Tuesday, August 24, 2010

The Particular Sadness of Lemon Cake, by Aimee Bender

Rosh Hashanah is just around the corner and, as with all the Jewish holidays, there are certain foods that serve as symbols to ground us in the holiday's underlying meaning. Because Judaism has such a strong focus on the passing down of customs, there are myriad traditions to choose from. My son has already made the honey cake for the desert for this year's meal and, of course, there will be apples dipped in honey, both serving to forecast the sweetness of the upcoming year. The head of a fish symbolizes the new head of the year, although that is one traditional food that has never graced my holiday table; it seems a little hard-core. I always serve pomegranate, though, and it is said that there are as many purple-red, pulpy seeds underneath the leathery skin as there are mitzvot: 613. Every year my kids unsuccessfully try to debunk the theory by trying to count them; an obscenely, impossibly messy, impossibility. Pomegranates are an autumn fruit, but if Rosh Hashanah falls early enough, the fruit may not have hit the produce section yet. This sends all us Jewish mothers scrambling. There are frantic emails and calls, as we direct each other to the one grocery store that has the goods. It's as if we are a Jewish-mother team on the show "The Amazing Race," trying to get to Pomegranate-Land before sundown on Rosh Hashanah to win the grand prize.

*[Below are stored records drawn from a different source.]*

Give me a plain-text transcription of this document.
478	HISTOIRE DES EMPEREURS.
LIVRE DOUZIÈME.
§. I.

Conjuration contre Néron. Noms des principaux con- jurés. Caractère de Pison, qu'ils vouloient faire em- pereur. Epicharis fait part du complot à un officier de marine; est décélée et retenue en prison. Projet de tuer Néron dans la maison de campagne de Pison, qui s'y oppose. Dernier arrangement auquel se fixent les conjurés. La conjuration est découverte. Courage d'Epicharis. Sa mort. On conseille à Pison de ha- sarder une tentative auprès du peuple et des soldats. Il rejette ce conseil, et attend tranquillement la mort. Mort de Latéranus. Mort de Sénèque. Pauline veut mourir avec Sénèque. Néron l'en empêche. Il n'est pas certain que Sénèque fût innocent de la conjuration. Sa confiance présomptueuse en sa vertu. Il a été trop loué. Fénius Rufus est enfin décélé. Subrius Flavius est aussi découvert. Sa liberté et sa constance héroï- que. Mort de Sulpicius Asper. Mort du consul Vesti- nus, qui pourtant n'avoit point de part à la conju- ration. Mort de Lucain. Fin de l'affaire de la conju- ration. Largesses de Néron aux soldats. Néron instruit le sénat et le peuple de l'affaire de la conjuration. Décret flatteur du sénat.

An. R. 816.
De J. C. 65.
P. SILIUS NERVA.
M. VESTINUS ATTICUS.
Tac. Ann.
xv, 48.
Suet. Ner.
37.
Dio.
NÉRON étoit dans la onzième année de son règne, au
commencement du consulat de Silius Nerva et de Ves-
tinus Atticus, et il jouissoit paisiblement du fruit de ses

As I make holiday dinners, as with any meal, it gives me a particular pleasure to think that the time, care, and energy (this concept is best conveyed by the Hebrew word kavanah, which translates into intent) I put into preparing the meal all are, in the grand, karmic scheme of life, metaphysically transferred to the food. So, when I read that Aimee Bender's protagonist, the young Rose Edelstein, can taste food and feel the emotions of the person who prepared it, I didn't assess this premise to be fantastical; the concept wasn't all that far outside of the Jewishy, New Agey spirituality that informs my belief system. It wasn't until much later in Bender's narrative, when the plot nose-dives into the surreal, that I realized that Bender's novel fits into the category of magical realism.



"The Particular Sadness of Lemon Cake" is a strange, yet wonderful story, one that showcases the interior realm of its characters, as we are privileged to glimpse this amidst a world with different rules from the one you and I inhabit. I can't say that I was riveted throughout the entire book, but in the end, it didn't matter; Bender's prose shimmers. The characters in TPSOLC, despite their supernatural powers, are drawn with texture and subtlety. Their actions belie their complex emotions as they do the work of life, and overcome personal challenges to reach out and build bridges with each other and the world.

Rosh Hashanah is very early this year and I know I will be scrambling to track down my treasured pomegranates. Like "The Particular Sadness of Lemon Cake," inside their covers are hundreds and hundreds of jewels.